Ces deux megatrends de renforcement de la capacité de résilience et de privilégier les circuits courts obligeront les grandes entreprises internationales à revoir leurs stratégies d’approvisionnement. Dans les scénarios du futur, il faudra toujours penser “à la bonne maille” à laquelle ces décisions doivent être prises, que ce soit pour les entreprises, les administrations et le gouvernement. L’intérêt d’une entreprise n’est pas forcément l’intérêt de la région où elle est implantée ni l’intérêt du pays où se situe le siège social de la société.  Lorsque l’Etat français a laissé la dernière usine française de fabrication de masque fermer, ce n’était favorable ni à la résilience de la France, ni de la Bretagne où était située l’usine en question. Cette usine avait été fermée après avoir été rachetée par une multinationale américaine qui avait préféré faire fabriquer les masques dans un pays à faibles coûts de main d’œuvre.

Que doit penser le citoyen lorsqu’il constate que l’accès à un simple moyen de protection comme un masque en tissu est devenu un enjeu géopolitique. Comment peut-il accepter notre faiblesse face à la Turquie qui n’a pas hésité à bloquer aux douanes des millions de masques commandés par l’Italie pour mieux faire pression sur l’Europe dans le conflit qui opposait la Turquie à la Syrie. Cette décision de la Turquie a probablement provoqué la mort d’Italiens qui n’ont pas pu se protéger. Par transitivité, l’optimisation des coûts décidée par une multinationale a abouti à la mort de milliers d’Européens. C’est tout le projet européen qui s’en trouve déstabilisé par la simple fermeture d’une usine en Bretagne et, au-delà par l’incapacité des dirigeants à faire prévaloir l’intérêt national sur des intérêt économiques à court terme. 

Comment imaginer que les Etats européens ne vont pas en tirer des conséquences pour les années avenir.
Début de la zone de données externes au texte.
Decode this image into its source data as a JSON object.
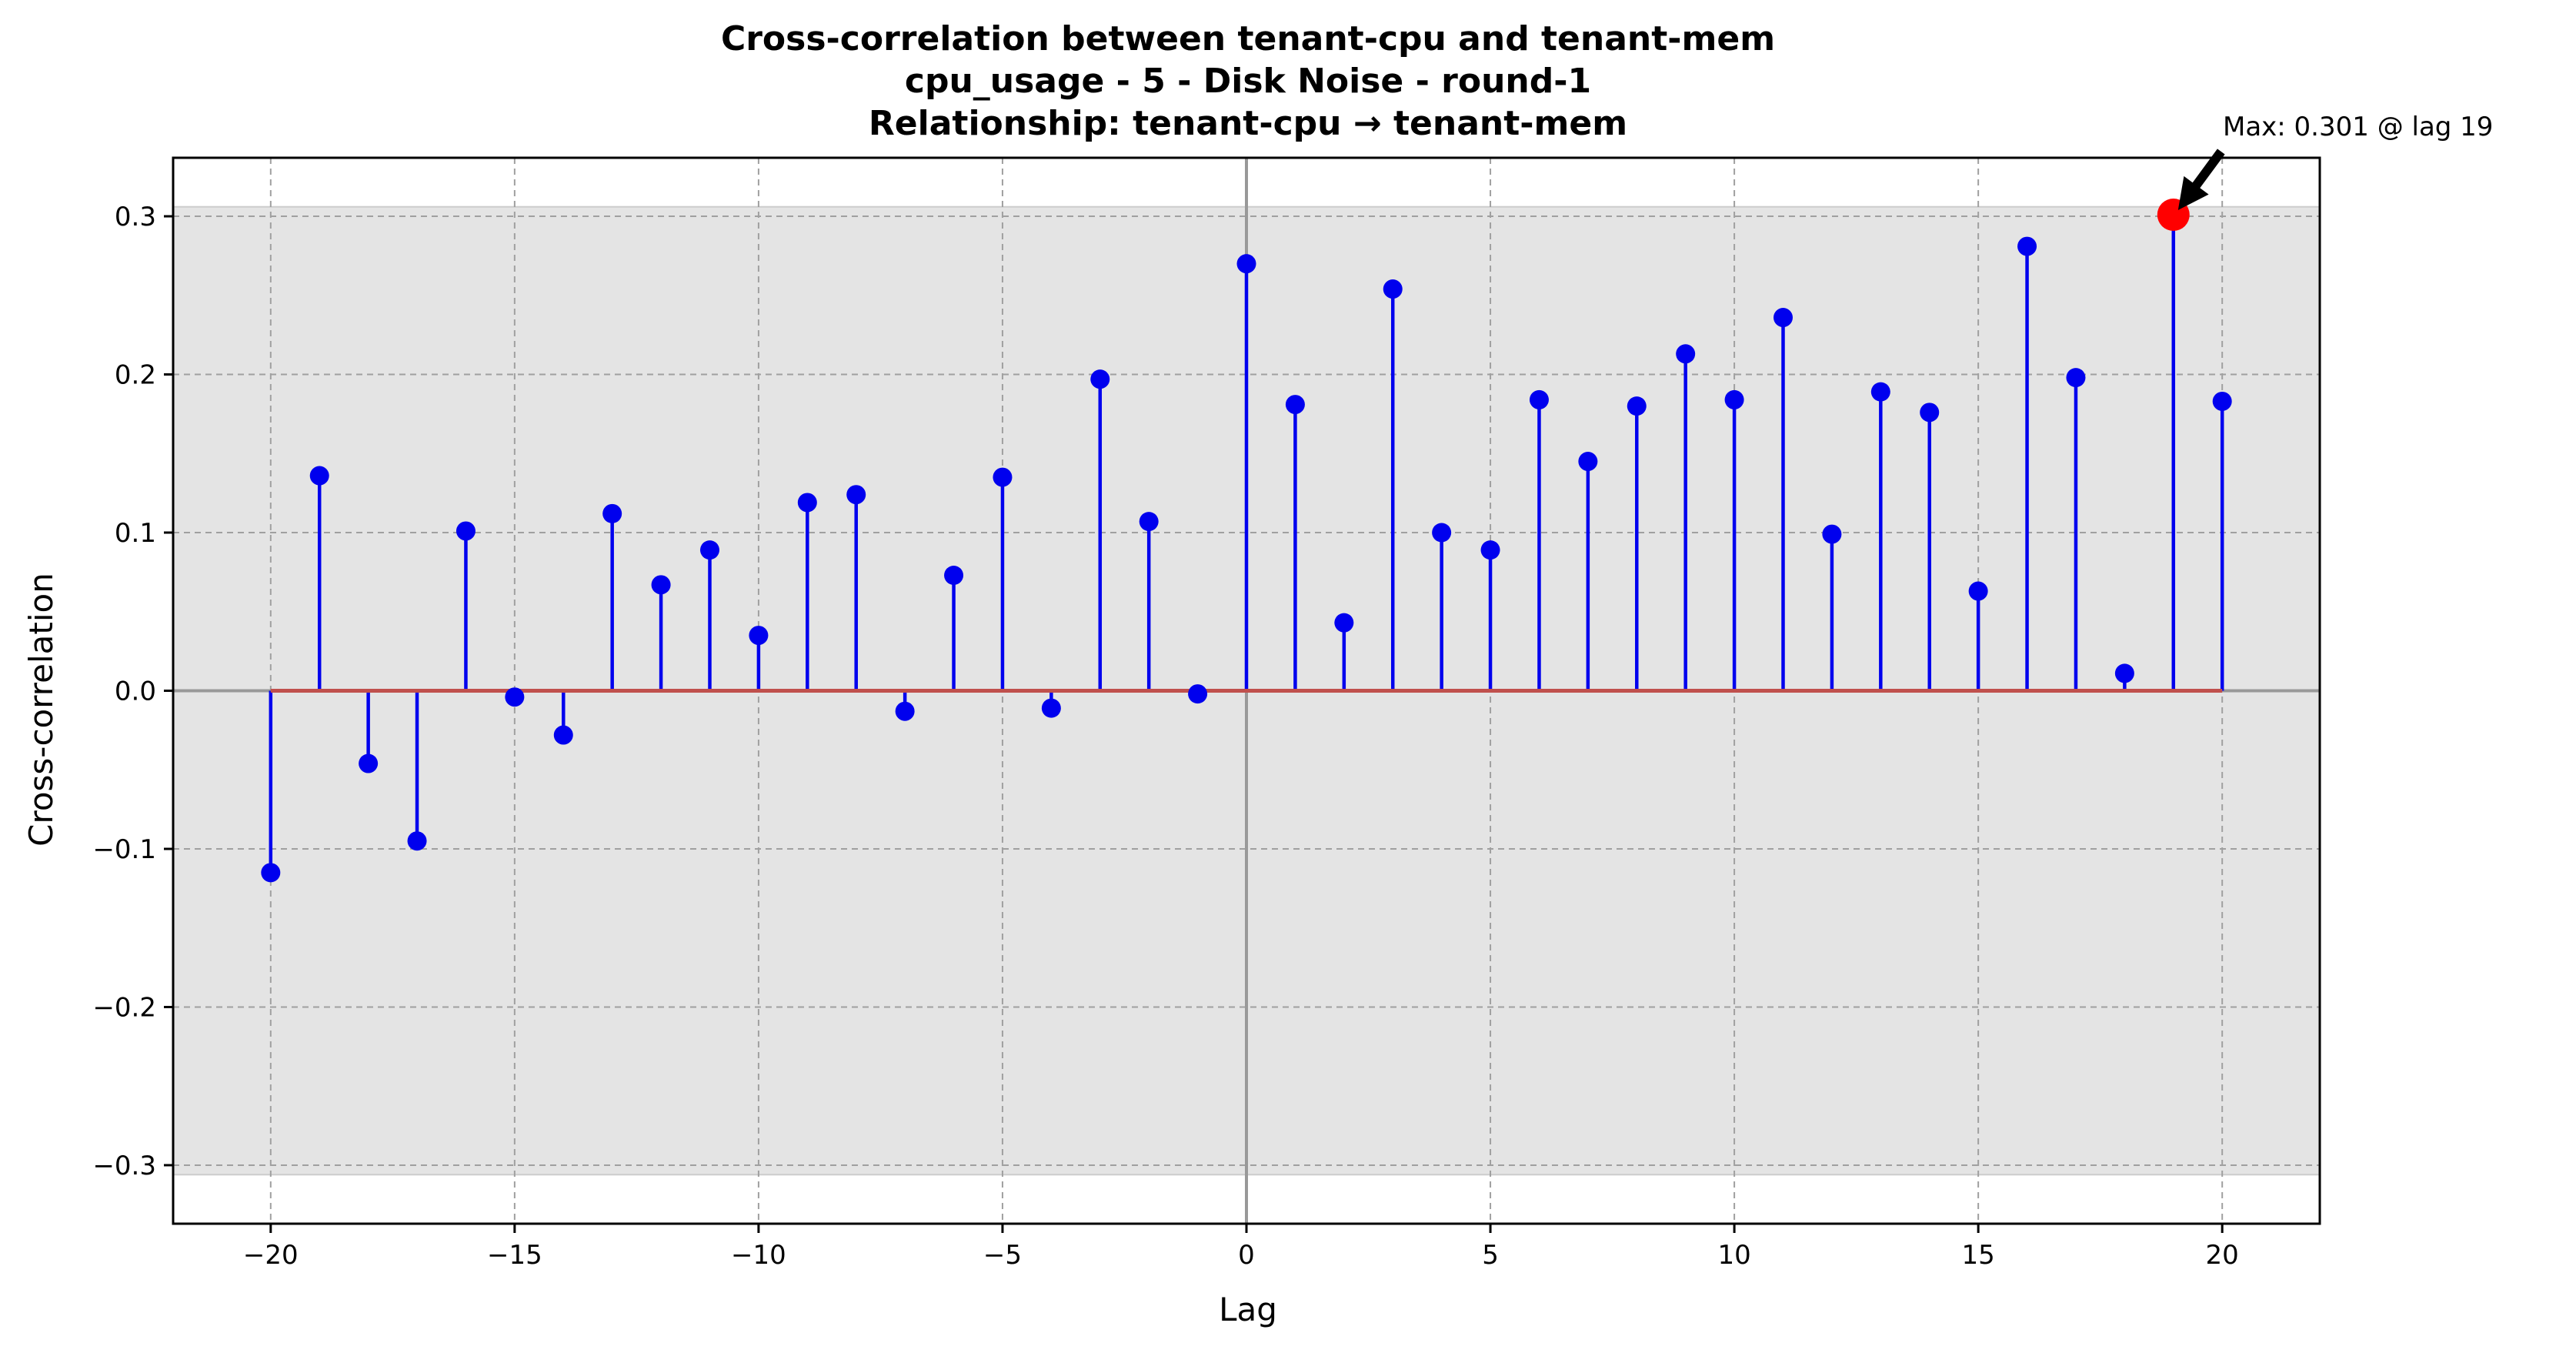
{
  "chart_data": {
    "type": "stem",
    "title": [
      "Cross-correlation between tenant-cpu and tenant-mem",
      "cpu_usage - 5 - Disk Noise - round-1",
      "Relationship: tenant-cpu → tenant-mem"
    ],
    "xlabel": "Lag",
    "ylabel": "Cross-correlation",
    "xlim": [
      -22,
      22
    ],
    "ylim": [
      -0.337,
      0.337
    ],
    "xticks": [
      -20,
      -15,
      -10,
      -5,
      0,
      5,
      10,
      15,
      20
    ],
    "xtick_labels": [
      "−20",
      "−15",
      "−10",
      "−5",
      "0",
      "5",
      "10",
      "15",
      "20"
    ],
    "yticks": [
      -0.3,
      -0.2,
      -0.1,
      0.0,
      0.1,
      0.2,
      0.3
    ],
    "ytick_labels": [
      "−0.3",
      "−0.2",
      "−0.1",
      "0.0",
      "0.1",
      "0.2",
      "0.3"
    ],
    "grid": true,
    "confidence_band": [
      -0.306,
      0.306
    ],
    "lags": [
      -20,
      -19,
      -18,
      -17,
      -16,
      -15,
      -14,
      -13,
      -12,
      -11,
      -10,
      -9,
      -8,
      -7,
      -6,
      -5,
      -4,
      -3,
      -2,
      -1,
      0,
      1,
      2,
      3,
      4,
      5,
      6,
      7,
      8,
      9,
      10,
      11,
      12,
      13,
      14,
      15,
      16,
      17,
      18,
      19,
      20
    ],
    "values": [
      -0.115,
      0.136,
      -0.046,
      -0.095,
      0.101,
      -0.004,
      -0.028,
      0.112,
      0.067,
      0.089,
      0.035,
      0.119,
      0.124,
      -0.013,
      0.073,
      0.135,
      -0.011,
      0.197,
      0.107,
      -0.002,
      0.27,
      0.181,
      0.043,
      0.254,
      0.1,
      0.089,
      0.184,
      0.145,
      0.18,
      0.213,
      0.184,
      0.236,
      0.099,
      0.189,
      0.176,
      0.063,
      0.281,
      0.198,
      0.011,
      0.301,
      0.183
    ],
    "max_point": {
      "lag": 19,
      "value": 0.301
    },
    "annotation": "Max: 0.301 @ lag 19",
    "colors": {
      "stem": "#0000ee",
      "marker": "#0000ee",
      "baseline": "#c0504d",
      "max_marker": "#ff0000",
      "band": "#e4e4e4"
    }
  }
}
A minima, on peut s’attendre à une analyse approfondie des filières industrielles qui représentent un sujet d’intérêt national comme l’ont fait les Etats-Unis d’Amérique.

Grâce à Dieu, en cas de crise des savoir-faire renaissent et le bon sens permet de redémarrer des productions locales, mais avec un certain délai.
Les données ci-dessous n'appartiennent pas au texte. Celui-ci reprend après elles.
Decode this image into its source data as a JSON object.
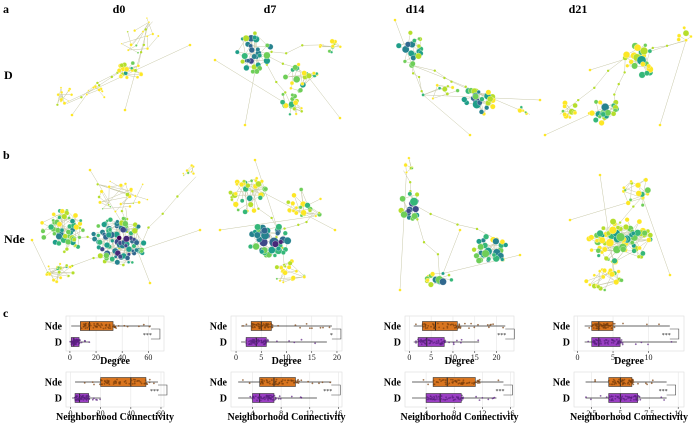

Bien sûr la bonne maille de décision n’est pas la même pour tous les pays car il faut tenir compte de la dimension culturelle et historique. L’Allemagne est une nation fédérale avec des régions puissantes et autonomes (les Landers). En France, c’est le roi de France et les jacobins sous la révolution qui ont hypertrophié la capitale au détriment des régions. Dans un pays aussi vaste que les Etats-Unis, le confinement sans voiture mettrait en danger des millions de personnes qui ne peuvent pas accéder à un magasin d’alimentation sans leur voiture. Ainsi après 15 jours de confinement à New York, on constate  une baisse de trafic de 50 %  (cf article NY Times) alors qu’elle est de 70% en Europe.